Creativity and fluid intelligence


Finally, Brazilians take the stage, in the form of Paulistano Ricardo Primi, who gives a creative take on creativity, looking at the difficult-to-measure genre of figural drawing. Brazil needs to figure more in international intelligence research, particularly on the large matter of genetic differences, since Brazil’s history is very different from that of the US, and the contrast can provide a test of cultural explanations for black/white intelligence differences. That bigger project will have to wait, but here is what they have done on their drawing task, also using Bootstrap to test model fit.



Ricardo Primi 1 , Nelson Hauck-Filho 1 , Tatiana de Cássia Nakano 2

1 Universidade São Francisco, rprimi@mac.com.

2 PUC-Campinas.



This study examines the association of fluid intelligence and creativity. In divergent thinking tests it is common to observe that later responses tend to be more creative than earlier ones – this is called serial order effect. Recent view of the role of executive function on divergent production predicts that high fluid intelligence subjects will have creative responses already in the beginning of divergent thinking tasks. This indicates a central role of executive functions –inhibiting common less creative responses and management interference on idea production.
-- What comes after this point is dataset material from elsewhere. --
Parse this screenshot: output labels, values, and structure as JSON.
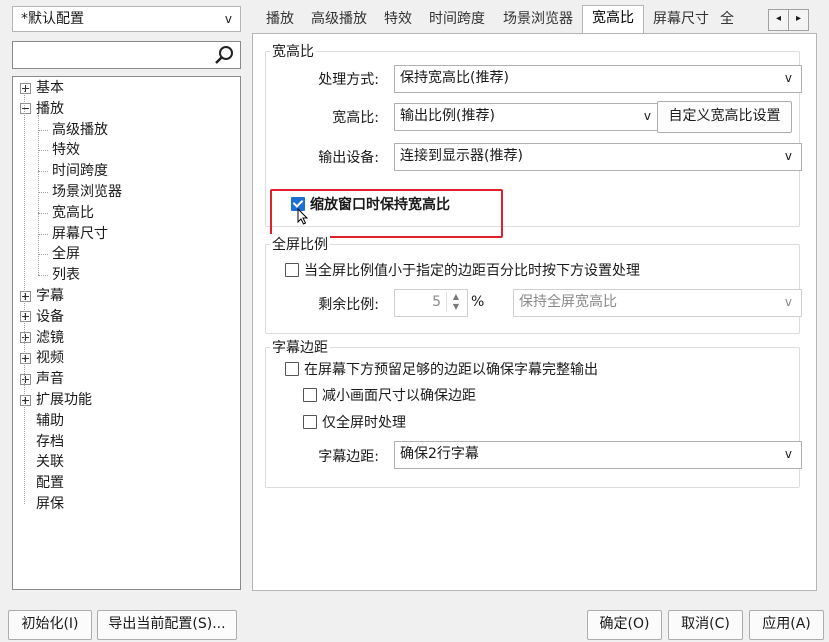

Most studies observing these relationships are done in verbal tasks. This research tests if this relationship can be found on divergent productions of figural drawings. Participants in the present study were 585 children and high school students with ages from 7 to 17 (mean = 11.11 years, SD = 2.02; 52.5% female). All participants provided demographic information on a self-report questionnaire, and undertook a cognitive assessment battery (verbal, abstract, logic and numeric reasoning) supplemented by a creativity task, whose data we analyzed in the present study.
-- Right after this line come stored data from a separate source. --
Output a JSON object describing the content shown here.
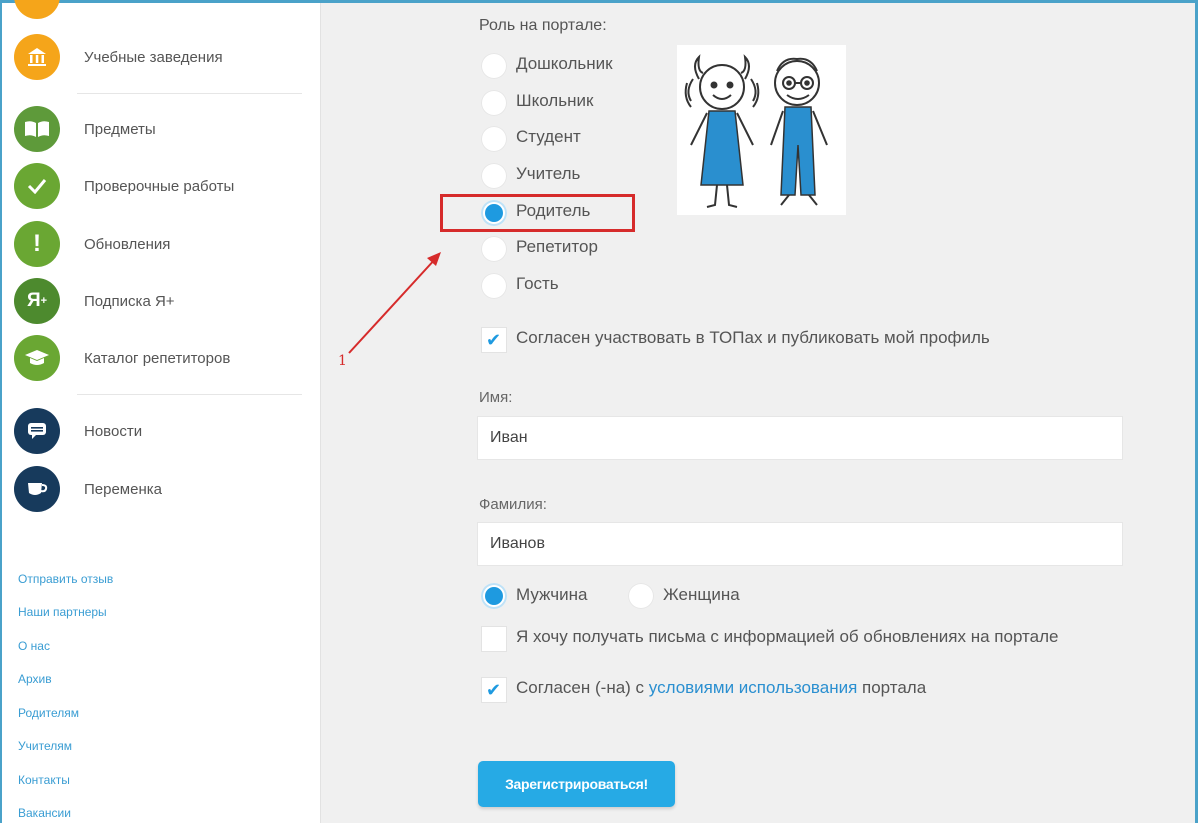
{
  "sidebar": {
    "items": [
      {
        "label": "Учебные заведения",
        "icon": "building-icon",
        "color": "#f5a51a",
        "glyph": "🏛"
      },
      {
        "label": "Предметы",
        "icon": "book-icon",
        "color": "#5e9a3a",
        "glyph": "▮▮"
      },
      {
        "label": "Проверочные работы",
        "icon": "checkmark-icon",
        "color": "#6aa733",
        "glyph": "✓"
      },
      {
        "label": "Обновления",
        "icon": "exclamation-icon",
        "color": "#6aa733",
        "glyph": "!"
      },
      {
        "label": "Подписка Я+",
        "icon": "ya-plus-icon",
        "color": "#4d8a2e",
        "glyph": "Я"
      },
      {
        "label": "Каталог репетиторов",
        "icon": "graduation-cap-icon",
        "color": "#6aa733",
        "glyph": "🎓"
      },
      {
        "label": "Новости",
        "icon": "message-icon",
        "color": "#173a5c",
        "glyph": "▤"
      },
      {
        "label": "Переменка",
        "icon": "cup-icon",
        "color": "#173a5c",
        "glyph": "☕"
      }
    ],
    "footer_links": [
      "Отправить отзыв",
      "Наши партнеры",
      "О нас",
      "Архив",
      "Родителям",
      "Учителям",
      "Контакты",
      "Вакансии"
    ]
  },
  "form": {
    "role_title": "Роль на портале:",
    "roles": [
      {
        "label": "Дошкольник",
        "selected": false
      },
      {
        "label": "Школьник",
        "selected": false
      },
      {
        "label": "Студент",
        "selected": false
      },
      {
        "label": "Учитель",
        "selected": false
      },
      {
        "label": "Родитель",
        "selected": true
      },
      {
        "label": "Репетитор",
        "selected": false
      },
      {
        "label": "Гость",
        "selected": false
      }
    ],
    "annotation_number": "1",
    "top_consent": {
      "label": "Согласен участвовать в ТОПах и публиковать мой профиль",
      "checked": true
    },
    "first_name": {
      "label": "Имя:",
      "value": "Иван"
    },
    "last_name": {
      "label": "Фамилия:",
      "value": "Иванов"
    },
    "gender": [
      {
        "label": "Мужчина",
        "selected": true
      },
      {
        "label": "Женщина",
        "selected": false
      }
    ],
    "newsletter": {
      "label": "Я хочу получать письма с информацией об обновлениях на портале",
      "checked": false
    },
    "terms": {
      "prefix": "Согласен (-на) с ",
      "link": "условиями использования",
      "suffix": " портала",
      "checked": true
    },
    "submit_label": "Зарегистрироваться!"
  },
  "colors": {
    "accent": "#1e9ae0",
    "annotation": "#d62b2b",
    "figure_blue": "#2a8fcf"
  }
}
This creativity task consisted of 10 stimuli, which participants were required to complete using paper and pencil. Independent raters subsequently coded each resulting drawing in a scale from 1 to 5 to reflect the extent to which it approached a set of criteria defining creative responses. Data analysis was conducted using Mplus 7.11. Factor growth mixture modelling were performed in order to detect groups of potentially differing patterns of performance (ratings) from the first to the last stimulus of the task.

Bayesian Information Criterion (BIC) and the Bootstrap Likelihood Ratio Test (BLRT) suggested that a three-class solution was a better fit to the data (entropy = .77) when compared to alternative 1-, 2-, and 4-class solutions. Latent classes revealed a large group (83.36%) of individuals with initially modest scores and descending performances along the 10 stimuli, as well as two small groups of individuals with high initial scores—one (12.52%) with a descending performance, and the other (4.12%) with a stable high performance across the whole task.

Last two groups have significantly higher scores in Gf. This study shows that executive processes of top down voluntary control are important components for production of creative responses. This demonstrates a higher role of intelligence on creative idea production. It shows a high role of fluid intelligence in idea production.